If you have arrays of objects (so cannot use sort and thus not assertEqualsCanonicalizing), and only require that the result contains exactly the expected values (which are the same objects), in any order, regardless of keys, this helper method may be useful:

private static function assertArrayHasSameValues(
    array $expected,
    array $actual,
    string $message = ''
): void {
    self::assertCount(\count($expected), $actual, $message);
    foreach ($expected as $expectedElement) {
        self::assertContains($expectedElement, $actual, $message);
    }
}

Comments

-1
$this->assertEquals(json_encode($expectedData), json_encode($data), 'data should match');

3 Comments

Please add some explanation to your answer such that others can learn from it - especially when you duplicate an answer that is ten years old
Sorry did not see i've duplicated. it's just part of code which works in my code. I do assertion for exact match this way.
Feel free to remove your answer, or update it to contain more information
-1

I am converting to json and using Laravel assertJson():

$this->assertJson(json_encode($arrayOne), json_encode($arrayTwo));

1 Comment

The assertJson only asserts that the string is a valid json
-2

If values are just int or strings, and no multiple level arrays....

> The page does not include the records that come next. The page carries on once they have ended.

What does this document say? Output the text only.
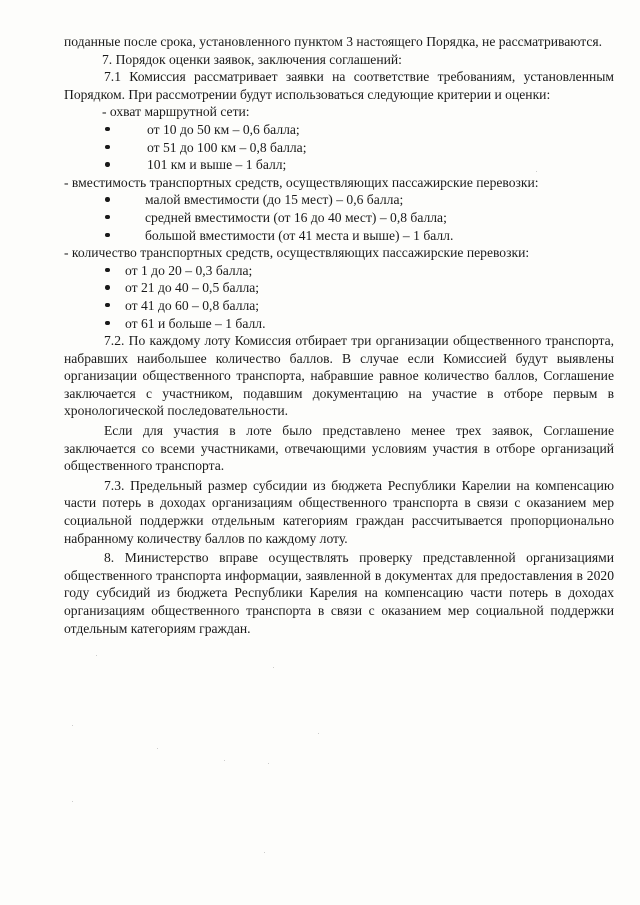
поданные после срока, установленного пунктом 3 настоящего Порядка, не рассматриваются.

7. Порядок оценки заявок, заключения соглашений:

7.1 Комиссия рассматривает заявки на соответствие требованиям, установленным Порядком. При рассмотрении будут использоваться следующие критерии и оценки:

- охват маршрутной сети:

от 10 до 50 км – 0,6 балла;
от 51 до 100 км – 0,8 балла;
101 км и выше – 1 балл;

- вместимость транспортных средств, осуществляющих пассажирские перевозки:

малой вместимости (до 15 мест) – 0,6 балла;
средней вместимости (от 16 до 40 мест) – 0,8 балла;
большой вместимости (от 41 места и выше) – 1 балл.

- количество транспортных средств, осуществляющих пассажирские перевозки:

от 1 до 20 – 0,3 балла;
от 21 до 40 – 0,5 балла;
от 41 до 60 – 0,8 балла;
от 61 и больше – 1 балл.

7.2. По каждому лоту Комиссия отбирает три организации общественного транспорта, набравших наибольшее количество баллов. В случае если Комиссией будут выявлены организации общественного транспорта, набравшие равное количество баллов, Соглашение заключается с участником, подавшим документацию на участие в отборе первым в хронологической последовательности.

Если для участия в лоте было представлено менее трех заявок, Соглашение заключается со всеми участниками, отвечающими условиям участия в отборе организаций общественного транспорта.

7.3. Предельный размер субсидии из бюджета Республики Карелии на компенсацию части потерь в доходах организациям общественного транспорта в связи с оказанием мер социальной поддержки отдельным категориям граждан рассчитывается пропорционально набранному количеству баллов по каждому лоту.

8. Министерство вправе осуществлять проверку представленной организациями общественного транспорта информации, заявленной в документах для предоставления в 2020 году субсидий из бюджета Республики Карелия на компенсацию части потерь в доходах организациям общественного транспорта в связи с оказанием мер социальной поддержки отдельным категориям граждан.
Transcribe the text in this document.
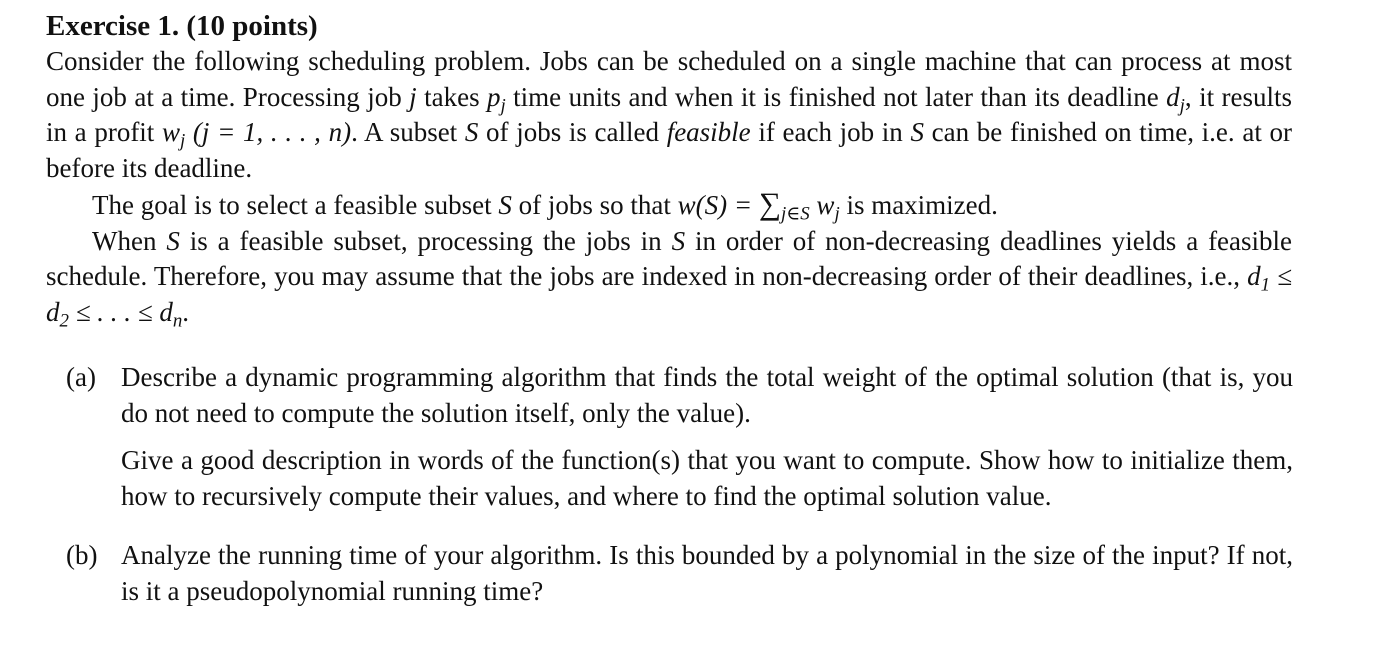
Exercise 1. (10 points)

Consider the following scheduling problem. Jobs can be scheduled on a single machine that can process at most one job at a time. Processing job j takes $p_j$ time units and when it is finished not later than its deadline $d_j$, it results in a profit $w_j$ (j = 1, . . . , n). A subset S of jobs is called feasible if each job in S can be finished on time, i.e. at or before its deadline.

The goal is to select a feasible subset S of jobs so that $w(S) = \sum_{j\in S}$ $w_j$ is maximized.

When S is a feasible subset, processing the jobs in S in order of non-decreasing deadlines yields a feasible schedule. Therefore, you may assume that the jobs are indexed in non-decreasing order of their deadlines, i.e., $d_1 \le d_2$ ≤ . . . ≤ $d_n$.

(a) Describe a dynamic programming algorithm that finds the total weight of the optimal solution (that is, you do not need to compute the solution itself, only the value).

Give a good description in words of the function(s) that you want to compute. Show how to initialize them, how to recursively compute their values, and where to find the optimal solution value.

(b) Analyze the running time of your algorithm. Is this bounded by a polynomial in the size of the input? If not, is it a pseudopolynomial running time?
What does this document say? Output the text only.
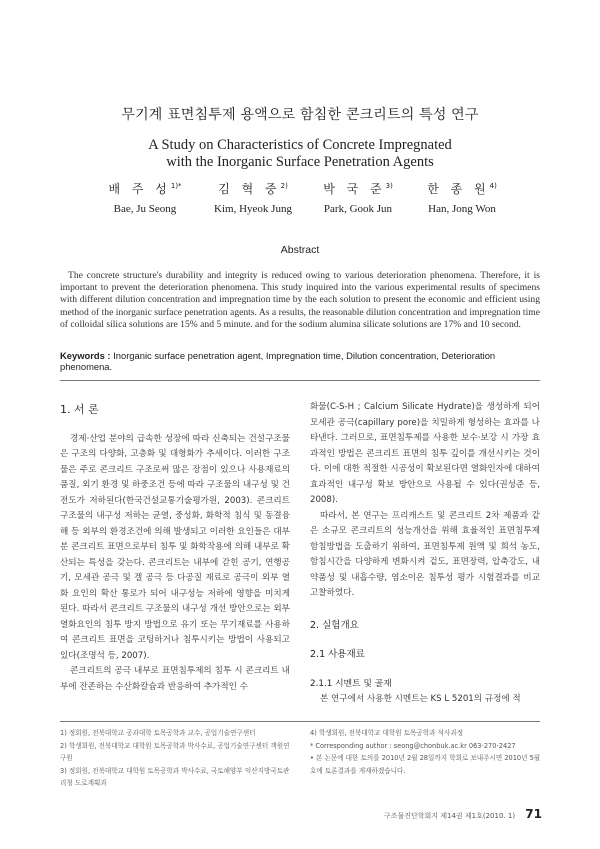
무기계 표면침투제 용액으로 함침한 콘크리트의 특성 연구
A Study on Characteristics of Concrete Impregnated
with the Inorganic Surface Penetration Agents
배 주 성$^{1)*}$
Bae, Ju Seong
김 혁 중$^{2)}$
Kim, Hyeok Jung
박 국 준$^{3)}$
Park, Gook Jun
한 종 원$^{4)}$
Han, Jong Won
Abstract
The concrete structure's durability and integrity is reduced owing to various deterioration phenomena. Therefore, it is important to prevent the deterioration phenomena. This study inquired into the various experimental results of specimens with different dilution concentration and impregnation time by the each solution to present the economic and efficient using method of the inorganic surface penetration agents. As a results, the reasonable dilution concentration and impregnation time of colloidal silica solutions are 15% and 5 minute. and for the sodium alumina silicate solutions are 17% and 10 second.
Keywords : Inorganic surface penetration agent, Impregnation time, Dilution concentration, Deterioration phenomena.
1. 서 론

경제·산업 분야의 급속한 성장에 따라 신축되는 건설구조물은 구조의 다양화, 고층화 및 대형화가 추세이다. 이러한 구조물은 주로 콘크리트 구조로써 많은 장점이 있으나 사용재료의 품질, 외기 환경 및 하중조건 등에 따라 구조물의 내구성 및 건전도가 저하된다(한국건설교통기술평가원, 2003). 콘크리트 구조물의 내구성 저하는 균열, 중성화, 화학적 침식 및 동결융해 등 외부의 환경조건에 의해 발생되고 이러한 요인들은 대부분 콘크리트 표면으로부터 침투 및 화학작용에 의해 내부로 확산되는 특성을 갖는다. 콘크리트는 내부에 갇힌 공기, 연행공기, 모세관 공극 및 겔 공극 등 다공질 재료로 공극이 외부 열화 요인의 확산 통로가 되어 내구성능 저하에 영향을 미치게 된다. 따라서 콘크리트 구조물의 내구성 개선 방안으로는 외부 열화요인의 침투 방지 방법으로 유기 또는 무기재료를 사용하여 콘크리트 표면을 코팅하거나 침투시키는 방법이 사용되고 있다(조명석 등, 2007).

콘크리트의 공극 내부로 표면침투제의 침투 시 콘크리트 내부에 잔존하는 수산화칼슘과 반응하여 추가적인 수

화물(C-S-H ; Calcium Silicate Hydrate)을 생성하게 되어 모세관 공극(capillary pore)을 치밀하게 형성하는 효과를 나타낸다. 그러므로, 표면침투제를 사용한 보수·보강 시 가장 효과적인 방법은 콘크리트 표면의 침투 깊이를 개선시키는 것이다. 이에 대한 적절한 시공성이 확보된다면 열화인자에 대하여 효과적인 내구성 확보 방안으로 사용될 수 있다(권성준 등, 2008).

따라서, 본 연구는 프리캐스트 및 콘크리트 2차 제품과 같은 소규모 콘크리트의 성능개선을 위해 효율적인 표면침투제 함침방법을 도출하기 위하여, 표면침투제 원액 및 희석 농도, 함침시간을 다양하게 변화시켜 겉도, 표면장력, 압축강도, 내약품성 및 내흡수량, 염소이온 침투성 평가 시험결과를 비교 고찰하였다.

2. 실험개요
2.1 사용재료
2.1.1 시멘트 및 골재

본 연구에서 사용한 시멘트는 KS L 5201의 규정에 적

1) 정회원, 전북대학교 공과대학 토목공학과 교수, 공업기술연구센터
2) 학생회원, 전북대학교 대학원 토목공학과 박사수료, 공업기술연구센터 객원연구원
3) 정회원, 전북대학교 대학원 토목공학과 박사수료, 국토해양부 익산지방국토관리청 도로계획과
4) 학생회원, 전북대학교 대학원 토목공학과 석사과정
* Corresponding author : seong@chonbuk.ac.kr 063-270-2427
• 본 논문에 대한 토의를 2010년 2월 28일까지 학회로 보내주시면 2010년 5월호에 토론결과를 게재하겠습니다.
구조물진단학회지 제14권 제1호(2010. 1) 71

Why not just sorting the arrays, convert them to string...

    $mapping = implode(',', array_sort($myArray));

    $list = implode(',', array_sort($myExpectedArray));

... and then compare string:

    $this->assertEquals($myExpectedArray, $myArray);

Comments

-3

If you want test only the values of the array you can do:

$this->assertEquals(array_values($arrayOne), array_values($arrayTwo));

1 Comment

Unfortunately that is not testing "only the values" but both the values and the order of the values. E.g. echo("<pre>"); print_r(array_values(array("size" => "XL", "color" => "gold"))); print_r(array_values(array("color" => "gold", "size" => "XL")));
-4

Another option, as if you didn't already have enough, is to combine assertArraySubset combined with assertCount to make your assertion. So, your code would look something like.

self::assertCount(EXPECTED_NUM_ELEMENT, $array); self::assertArraySubset(SUBSET, $array);

This way you are order independent but still assert that all your elements are present.

2 Comments

In assertArraySubset the order of the indexes matter so it will not work. i.e. self::assertArraySubset(['a'], ['b','a']) will be false, because [0 => 'a'] is not inside [0 => 'b', 1 => 'a']
Sorry but I have to concur with Robert. At first I thought that this would be a good solution to compare arrays with string keys, but assertEquals already handles that if the keys are not in the same order. I just tested it.